Camaraderie is everything

When you enter a dojo, nobody knows who you are or what you do outside of the academy. You’re simply a human being—things like ethnicity, background, and status are irrelevant.

I strive to create this same level playing field for employees at Cape Privacy: it’s all about the people. This means celebrating every success, no matter how large or small. Running a startup requires a lot of trial and error, and so does practicing BJJ: no one becomes an expert overnight.

The core values ​​we live by are trust, collaboration, and inclusion. This perpetuates our camaraderie, especially as a distributed team that has operated remotely even prior to the pandemic. Both at work and in the dojo, it’s essential to know that the people you’re surrounded by have your back, celebrate your accomplishments, and can communicate with you effectively.

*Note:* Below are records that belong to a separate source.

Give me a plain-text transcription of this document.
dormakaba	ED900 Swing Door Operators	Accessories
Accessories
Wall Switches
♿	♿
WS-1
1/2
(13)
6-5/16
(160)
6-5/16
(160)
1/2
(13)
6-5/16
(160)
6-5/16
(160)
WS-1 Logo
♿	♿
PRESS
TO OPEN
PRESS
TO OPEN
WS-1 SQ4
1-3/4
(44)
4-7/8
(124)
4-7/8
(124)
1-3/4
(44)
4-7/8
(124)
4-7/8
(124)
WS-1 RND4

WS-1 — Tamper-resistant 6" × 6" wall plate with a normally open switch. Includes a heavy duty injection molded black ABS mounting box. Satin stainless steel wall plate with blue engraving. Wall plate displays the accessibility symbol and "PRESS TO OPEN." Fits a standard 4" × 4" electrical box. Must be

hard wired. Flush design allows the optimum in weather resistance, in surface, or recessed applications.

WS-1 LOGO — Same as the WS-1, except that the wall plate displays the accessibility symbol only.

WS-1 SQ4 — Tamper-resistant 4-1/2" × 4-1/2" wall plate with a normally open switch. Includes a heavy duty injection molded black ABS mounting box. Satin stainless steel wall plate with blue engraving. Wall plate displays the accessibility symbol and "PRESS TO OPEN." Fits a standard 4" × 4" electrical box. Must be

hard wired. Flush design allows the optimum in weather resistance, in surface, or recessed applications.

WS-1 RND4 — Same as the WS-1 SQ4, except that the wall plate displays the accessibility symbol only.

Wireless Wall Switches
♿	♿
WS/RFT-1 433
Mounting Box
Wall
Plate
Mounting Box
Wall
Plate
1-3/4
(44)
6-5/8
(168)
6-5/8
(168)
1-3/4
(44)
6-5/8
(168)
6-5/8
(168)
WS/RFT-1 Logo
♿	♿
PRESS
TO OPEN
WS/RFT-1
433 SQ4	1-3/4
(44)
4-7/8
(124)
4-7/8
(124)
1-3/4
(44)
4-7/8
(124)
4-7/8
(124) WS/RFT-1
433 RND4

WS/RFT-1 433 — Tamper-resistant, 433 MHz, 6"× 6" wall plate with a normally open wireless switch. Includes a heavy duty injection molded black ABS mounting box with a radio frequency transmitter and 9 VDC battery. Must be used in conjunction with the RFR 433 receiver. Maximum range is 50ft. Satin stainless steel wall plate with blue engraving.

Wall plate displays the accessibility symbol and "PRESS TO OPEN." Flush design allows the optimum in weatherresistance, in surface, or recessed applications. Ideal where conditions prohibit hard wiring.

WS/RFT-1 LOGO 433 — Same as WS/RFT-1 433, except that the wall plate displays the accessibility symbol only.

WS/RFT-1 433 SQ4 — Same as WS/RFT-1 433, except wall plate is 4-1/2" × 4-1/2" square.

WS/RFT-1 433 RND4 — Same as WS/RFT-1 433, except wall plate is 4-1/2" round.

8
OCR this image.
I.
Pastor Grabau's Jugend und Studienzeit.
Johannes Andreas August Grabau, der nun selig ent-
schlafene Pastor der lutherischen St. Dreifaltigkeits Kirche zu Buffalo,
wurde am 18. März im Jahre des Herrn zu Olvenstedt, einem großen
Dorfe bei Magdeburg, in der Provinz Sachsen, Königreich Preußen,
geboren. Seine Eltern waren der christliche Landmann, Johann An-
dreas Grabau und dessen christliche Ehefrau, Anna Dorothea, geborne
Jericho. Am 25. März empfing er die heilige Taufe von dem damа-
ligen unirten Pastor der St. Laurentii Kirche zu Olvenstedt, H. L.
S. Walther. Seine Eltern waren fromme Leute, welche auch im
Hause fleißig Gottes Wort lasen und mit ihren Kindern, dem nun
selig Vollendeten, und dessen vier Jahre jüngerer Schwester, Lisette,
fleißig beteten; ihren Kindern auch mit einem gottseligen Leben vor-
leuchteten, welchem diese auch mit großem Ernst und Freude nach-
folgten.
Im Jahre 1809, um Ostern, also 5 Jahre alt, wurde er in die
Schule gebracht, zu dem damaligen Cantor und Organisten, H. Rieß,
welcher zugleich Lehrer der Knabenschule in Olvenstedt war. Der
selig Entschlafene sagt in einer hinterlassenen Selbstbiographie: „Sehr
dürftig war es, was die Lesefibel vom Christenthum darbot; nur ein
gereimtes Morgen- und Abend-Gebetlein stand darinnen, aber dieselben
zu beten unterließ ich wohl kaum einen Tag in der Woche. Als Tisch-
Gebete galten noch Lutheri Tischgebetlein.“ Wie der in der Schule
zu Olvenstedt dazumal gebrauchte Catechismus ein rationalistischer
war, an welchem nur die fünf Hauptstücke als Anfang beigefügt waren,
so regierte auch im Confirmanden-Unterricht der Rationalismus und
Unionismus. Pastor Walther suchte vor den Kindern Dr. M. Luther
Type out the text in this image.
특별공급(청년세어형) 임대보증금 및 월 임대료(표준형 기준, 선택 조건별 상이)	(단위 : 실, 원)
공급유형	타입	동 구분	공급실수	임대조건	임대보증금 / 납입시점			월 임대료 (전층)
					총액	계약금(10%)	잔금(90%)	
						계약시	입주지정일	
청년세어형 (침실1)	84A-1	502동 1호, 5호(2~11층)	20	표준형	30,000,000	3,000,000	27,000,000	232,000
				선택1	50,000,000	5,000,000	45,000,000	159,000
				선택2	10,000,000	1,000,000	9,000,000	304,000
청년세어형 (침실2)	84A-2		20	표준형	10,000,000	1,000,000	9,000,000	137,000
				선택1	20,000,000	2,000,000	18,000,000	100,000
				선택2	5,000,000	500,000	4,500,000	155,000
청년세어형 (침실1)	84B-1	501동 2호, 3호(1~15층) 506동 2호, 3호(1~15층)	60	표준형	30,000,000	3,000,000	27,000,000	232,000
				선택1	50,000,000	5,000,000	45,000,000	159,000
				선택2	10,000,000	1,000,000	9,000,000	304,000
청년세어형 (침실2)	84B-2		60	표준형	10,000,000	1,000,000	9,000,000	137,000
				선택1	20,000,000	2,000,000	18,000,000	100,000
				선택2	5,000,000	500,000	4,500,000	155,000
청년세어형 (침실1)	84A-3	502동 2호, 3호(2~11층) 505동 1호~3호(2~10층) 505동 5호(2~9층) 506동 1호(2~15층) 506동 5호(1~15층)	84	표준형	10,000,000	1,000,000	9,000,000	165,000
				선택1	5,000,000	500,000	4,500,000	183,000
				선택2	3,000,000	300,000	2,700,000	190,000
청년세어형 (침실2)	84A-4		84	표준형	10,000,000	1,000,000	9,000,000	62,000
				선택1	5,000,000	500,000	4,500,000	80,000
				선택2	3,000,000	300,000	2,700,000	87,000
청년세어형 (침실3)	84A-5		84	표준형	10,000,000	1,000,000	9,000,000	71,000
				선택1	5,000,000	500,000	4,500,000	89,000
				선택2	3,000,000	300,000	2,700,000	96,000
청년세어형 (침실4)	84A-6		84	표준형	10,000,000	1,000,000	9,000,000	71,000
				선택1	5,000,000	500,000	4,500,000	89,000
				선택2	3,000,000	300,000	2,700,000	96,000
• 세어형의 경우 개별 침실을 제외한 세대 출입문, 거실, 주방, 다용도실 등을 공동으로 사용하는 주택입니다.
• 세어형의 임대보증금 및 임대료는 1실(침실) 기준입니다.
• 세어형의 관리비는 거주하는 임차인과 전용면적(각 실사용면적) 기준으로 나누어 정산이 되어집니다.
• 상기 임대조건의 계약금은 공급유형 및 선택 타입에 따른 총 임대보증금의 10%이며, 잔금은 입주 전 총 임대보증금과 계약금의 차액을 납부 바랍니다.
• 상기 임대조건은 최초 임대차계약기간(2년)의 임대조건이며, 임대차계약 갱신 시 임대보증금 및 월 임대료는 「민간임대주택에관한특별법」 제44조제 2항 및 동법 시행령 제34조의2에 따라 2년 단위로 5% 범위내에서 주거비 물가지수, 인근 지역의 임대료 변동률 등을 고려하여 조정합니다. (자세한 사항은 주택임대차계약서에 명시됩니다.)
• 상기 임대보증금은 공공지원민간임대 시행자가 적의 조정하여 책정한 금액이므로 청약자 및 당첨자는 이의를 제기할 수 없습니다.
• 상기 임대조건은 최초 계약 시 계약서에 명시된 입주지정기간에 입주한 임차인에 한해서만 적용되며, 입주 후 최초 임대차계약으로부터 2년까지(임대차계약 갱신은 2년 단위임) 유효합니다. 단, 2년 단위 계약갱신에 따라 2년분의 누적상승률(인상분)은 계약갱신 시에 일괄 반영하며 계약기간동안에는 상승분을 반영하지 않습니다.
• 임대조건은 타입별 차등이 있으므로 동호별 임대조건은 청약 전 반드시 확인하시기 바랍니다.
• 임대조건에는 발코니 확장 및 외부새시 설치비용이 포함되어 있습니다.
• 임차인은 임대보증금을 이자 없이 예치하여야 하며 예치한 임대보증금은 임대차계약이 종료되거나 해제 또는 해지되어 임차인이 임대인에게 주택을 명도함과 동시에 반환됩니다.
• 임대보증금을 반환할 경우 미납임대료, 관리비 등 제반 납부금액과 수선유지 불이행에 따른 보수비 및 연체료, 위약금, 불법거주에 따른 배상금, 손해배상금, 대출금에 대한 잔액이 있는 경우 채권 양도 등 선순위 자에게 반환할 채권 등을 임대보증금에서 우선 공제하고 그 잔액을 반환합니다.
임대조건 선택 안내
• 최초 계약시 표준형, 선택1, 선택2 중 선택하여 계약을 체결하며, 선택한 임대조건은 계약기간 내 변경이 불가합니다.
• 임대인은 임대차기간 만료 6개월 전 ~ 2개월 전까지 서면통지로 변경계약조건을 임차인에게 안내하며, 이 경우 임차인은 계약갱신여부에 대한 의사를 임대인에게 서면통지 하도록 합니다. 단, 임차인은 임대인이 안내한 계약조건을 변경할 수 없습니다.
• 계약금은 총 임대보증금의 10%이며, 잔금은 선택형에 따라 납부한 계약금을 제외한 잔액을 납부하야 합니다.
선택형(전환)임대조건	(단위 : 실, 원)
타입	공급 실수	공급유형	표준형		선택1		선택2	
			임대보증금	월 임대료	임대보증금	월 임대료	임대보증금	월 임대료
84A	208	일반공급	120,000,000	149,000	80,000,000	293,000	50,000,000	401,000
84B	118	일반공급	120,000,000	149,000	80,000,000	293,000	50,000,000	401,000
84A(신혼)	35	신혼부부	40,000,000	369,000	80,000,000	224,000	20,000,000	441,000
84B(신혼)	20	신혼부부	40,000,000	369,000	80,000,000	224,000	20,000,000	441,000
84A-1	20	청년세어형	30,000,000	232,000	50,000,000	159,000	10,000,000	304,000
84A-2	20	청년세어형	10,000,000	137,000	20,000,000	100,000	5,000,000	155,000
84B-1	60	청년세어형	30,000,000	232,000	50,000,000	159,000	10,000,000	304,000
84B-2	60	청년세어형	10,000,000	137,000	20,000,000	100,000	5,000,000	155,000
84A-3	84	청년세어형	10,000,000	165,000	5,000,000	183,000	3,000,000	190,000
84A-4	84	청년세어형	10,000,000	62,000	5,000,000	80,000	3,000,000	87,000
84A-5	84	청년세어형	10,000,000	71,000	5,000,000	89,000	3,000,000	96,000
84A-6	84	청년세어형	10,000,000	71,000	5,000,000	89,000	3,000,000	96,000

Come to the mat (and work) with a white-belt mentality

Every time I “roll” at BJJ, I’m often going up against people who are younger, stronger, more flexible and more experienced than I am. Your ability and willingness to learn from people who have different strengths than you is an integral part of becoming better.

My karate Sei Shihan (senior master) taught me that having a “white-belt mentality” means setting aside your ego and being open to learning. As professional mixed martial artist Georges St-Pierre said, “I keep the white-belt mentality that I can learn from anyone, anywhere, anytime.” I couldn’t agree more: everyone at every level—whether it be at work or in martial arts—has something to learn from someone else.

Both martial arts and running a company have taught me more lessons than I ever thought possible. The grit and persistence required to perform on the mat isn’t so different from the scrappiness needed to succeed as a startup. And through it all, staying humble, maintaining focus, and leaning on your team is what makes it all work.